Gilead Inc. sent out a “Dear Health Care Provider” letter (DOCX) on March 20, warning about at least nine reported cases of bradycardia, including one fatal cardiac arrest, linked to the combined use of the hepatitis C and heart drugs. In addition to the one patient death, three of the patients required pacemakers.
According to the Gilead letter, six of the cases involving symptomatic bradycardia, which causes abnormally slow heartbeats, occurred within the first 24 hours of treatment. The other three cases happened within the first two to 12 days. In three of the incidents, the patients were taking Harvoni in combination with amiodarone.
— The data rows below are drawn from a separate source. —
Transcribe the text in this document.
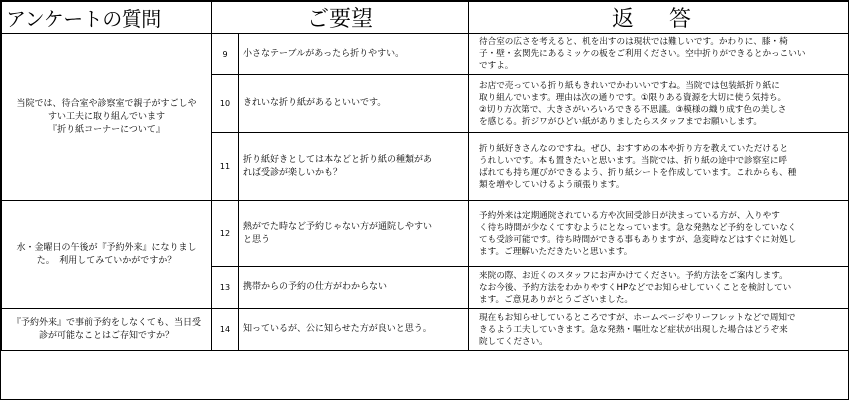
アンケートの質問	ご要望		返 答

当院では、待合室や診察室で親子がすごしや
すい工夫に取り組んでいます
『折り紙コーナーについて』	9	小さなテーブルがあったら折りやすい。	待合室の広さを考えると、机を出すのは現状では難しいです。かわりに、膝・椅
子・壁・玄関先にあるミッケの板をご利用ください。空中折りができるとかっこいい
ですよ。

	10	きれいな折り紙があるといいです。	お店で売っている折り紙もきれいでかわいいですね。当院では包装紙折り紙に
取り組んでいます。理由は次の通りです。①限りある資源を大切に使う気持ち。
②切り方次第で、大きさがいろいろできる不思議。③模様の織り成す色の美しさ
を感じる。折ジワがひどい紙がありましたらスタッフまでお願いします。

	11	折り紙好きとしては本などと折り紙の種類があ
れば受診が楽しいかも？	折り紙好きさんなのですね。ぜひ、おすすめの本や折り方を教えていただけると
うれしいです。本も置きたいと思います。当院では、折り紙の途中で診察室に呼
ばれても持ち運びができるよう、折り紙シートを作成しています。これからも、種
類を増やしていけるよう頑張ります。

水・金曜日の午後が『予約外来』になりまし
た。　利用してみていかがですか？	12	熱がでた時など予約じゃない方が通院しやすい
と思う	予約外来は定期通院されている方や次回受診日が決まっている方が、入りやす
く待ち時間が少なくてすむようにとなっています。急な発熱など予約をしていなく
ても受診可能です。待ち時間ができる事もありますが、急変時などはすぐに対処し
ます。ご理解いただきたいと思います。

	13	携帯からの予約の仕方がわからない	来院の際、お近くのスタッフにお声かけてください。予約方法をご案内します。
なお今後、予約方法をわかりやすくHPなどでお知らせしていくことを検討してい
ます。ご意見ありがとうございました。

『予約外来』で事前予約をしなくても、当日受
診が可能なことはご存知ですか？	14	知っているが、公に知らせた方が良いと思う。	現在もお知らせしているところですが、ホームページやリーフレットなどで周知で
きるよう工夫していきます。急な発熱・嘔吐など症状が出現した場合はどうぞ来
院してください。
Five of the cases involved a combination of Sovaldi with the hepatitis C drug Bristol-Myers Squibb drug Daklinza and amiodarone; and there was one case involving a combination of Sovaldi, amiodarone and Johnson & Johnson’s hepatitis C drug Olysio.
The warning indicates that Gilead believes the combinations to avoid are Harvoni together with amiodarone, and Solvadi together with amiodarone and other hepatitis C drugs belonging to a class of medications known as direct acting antiviral (DAA) drugs.
“Coadministration of amiodarone with either Harvoni or with Sovaldi in combination with another DAA is not recommended,” the letter warns. “The mechanism of the potential interaction between amiodarone and Harvoni, or Sovaldi in combination with another DAA is unknonw. Because the number of patients taking amiodarone who have been exposed to Harvoni or Sovaldi in combination with another DAA is unknown, it is not possible to estimate the incidence of occurrence of these events.”
Both Harvoni and Sovaldi are blockbuster drugs for Gilead, making up more than half the company’s annual revenue. Harvoni raked in $2.11 billion in sales in the last quarter of 2014 alone, and Sovaldi generated $1.73 billion in sales in the same quarter.
The drugs are extremely expensive, with a standard two-week Sovaldi treatment course costing $84,000.
In a report published on January 28, the Institute for Safe Medication Practices (ISMP) warned that Gilead has a poor track record of filing complete adverse event reports to the FDA in cases involving Sovaldi (sofosbuvir). According to the report, only 39% of Sovaldi incident reports were reasonably complete.
“With limited pre-approval testing and weak adverse event reporting, the safety profile of sofosbuvir remains uncertain,” the ISMP warned at the time.